Альбер Камю - Миф о Сизифе
Все это опять-таки очевидности. И снова повторю, что сами по себе они не представляют интереса, интересны те следствия, которые можно из них извлечь. Мне известна и еще одна очевидность, она гласит, что человек смертен. Однако можно перечесть по пальцам тех, кто извлек отсюда все следствия, вплоть до самых крайних. В этом эссе следует принимать за постоянную точку отсчета неизменное расхождение между тем, что мы, как нам кажется, знаем, и тем, что мы знаем действительно, согласие на деле и притворное неведение, из-за чего мы продолжаем жить с такими идеями, которые должны были бы перевернуть всю нашу жизнь, если бы мы их по-настоящему прочувствовали. Это неустранимое противоречие духа помогает нам осознать поистине в полной мере, какой разрыв отделяет нас от наших собственных созданий. До тех пор пока разум безмолвствует в неподвижном мире своих надежд, все взаимоперекликается и упорядочивается в столь желанном ему единстве. Но при первом же движении весь этот мир трещит и рушится: познанию предлагает себя бесконечное множество мерцающих осколков. Нужно проститься с надеждой когда-нибудь воссоздать из них воспринимаемую нами как нечто родное гладкую поверхность, которая вернула бы покой нашей душе. После стольких веков упорных поисков, после стольких отречений мыслителей мы знаем, что для познавательной деятельности такое прощание правильно. За исключением рационалистов по роду своих занятий, сегодня все отчаялись в возможностях истинного познания. Если бы понадобилось написать поучительную историю человеческой мысли, она была бы историей следующих друг за другом раскаяний и немощных потуг.

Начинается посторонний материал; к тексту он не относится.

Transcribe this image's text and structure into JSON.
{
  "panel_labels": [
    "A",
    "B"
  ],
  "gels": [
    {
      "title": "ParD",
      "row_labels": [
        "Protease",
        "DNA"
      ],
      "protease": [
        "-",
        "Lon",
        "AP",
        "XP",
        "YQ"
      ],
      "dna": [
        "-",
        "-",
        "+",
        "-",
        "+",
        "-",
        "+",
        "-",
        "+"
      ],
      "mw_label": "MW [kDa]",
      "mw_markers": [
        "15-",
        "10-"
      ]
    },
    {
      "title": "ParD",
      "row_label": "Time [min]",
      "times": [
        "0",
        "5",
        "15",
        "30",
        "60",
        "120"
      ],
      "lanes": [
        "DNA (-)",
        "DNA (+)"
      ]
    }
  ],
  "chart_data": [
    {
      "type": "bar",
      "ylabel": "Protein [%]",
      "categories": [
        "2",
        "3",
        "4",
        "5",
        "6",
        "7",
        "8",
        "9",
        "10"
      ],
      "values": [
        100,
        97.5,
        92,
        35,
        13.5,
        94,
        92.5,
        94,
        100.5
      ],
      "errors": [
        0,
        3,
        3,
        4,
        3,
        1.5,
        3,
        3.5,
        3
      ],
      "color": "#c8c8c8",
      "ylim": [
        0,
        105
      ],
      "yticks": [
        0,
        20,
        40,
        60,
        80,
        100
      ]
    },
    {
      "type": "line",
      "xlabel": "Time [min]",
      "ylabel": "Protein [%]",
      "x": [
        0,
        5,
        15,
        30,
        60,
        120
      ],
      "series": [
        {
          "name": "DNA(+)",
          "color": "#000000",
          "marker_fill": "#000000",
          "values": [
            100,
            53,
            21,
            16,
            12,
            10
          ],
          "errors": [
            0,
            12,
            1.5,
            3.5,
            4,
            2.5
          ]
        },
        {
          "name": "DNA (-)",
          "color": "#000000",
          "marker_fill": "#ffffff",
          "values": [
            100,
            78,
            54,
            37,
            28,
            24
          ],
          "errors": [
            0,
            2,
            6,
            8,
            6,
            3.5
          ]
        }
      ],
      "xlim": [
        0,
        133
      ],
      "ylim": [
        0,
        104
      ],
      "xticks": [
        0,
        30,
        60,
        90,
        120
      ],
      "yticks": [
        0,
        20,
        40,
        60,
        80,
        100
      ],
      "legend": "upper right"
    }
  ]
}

Действительно, о чем или о ком я вправе сказать: «Это я знаю»? Я могу ощутить сердце в моей груди и утверждать, что оно существует. Я могу потрогать вещи окружающего меня мира и утверждать, что он существует. Но на этом моя наука кончается, все остальное — лишь построения ума. Ведь попробуй я уловить и кратко определить то «я», в существовании которого я уверен, как оно уподобится воде, утекающей между пальцев. Я могу обрисовать один за другим все лики, какие оно принимает, равно как и все лики, какими его наделяли, полученное им воспитание, его происхождение, пыл и миги безмолвия, величие и низость. Однако нельзя сложить вместе все эти лики. Да и само принадлежащее мне сердце никогда не поддастся определению. Между моей уверенностью в собственном существовании и тем содержанием, которое я пробую в нее вложить, пролегает ров, и его во веки веков не заполнить. Я всегда пребуду чуждым самому себе. В психологии, как и в логике, существуют истины, но нет Истины. «Познай самого себя» Сократа имеет такую же ценность, как и «Будь добродетелен» в устах наших исповедников. В нем различимы одновременно и тоска по знанию, и незнание. Все это бесплодные игры по значительным поводам. Игры, оправданные в той самой мере, в какой они приблизительны.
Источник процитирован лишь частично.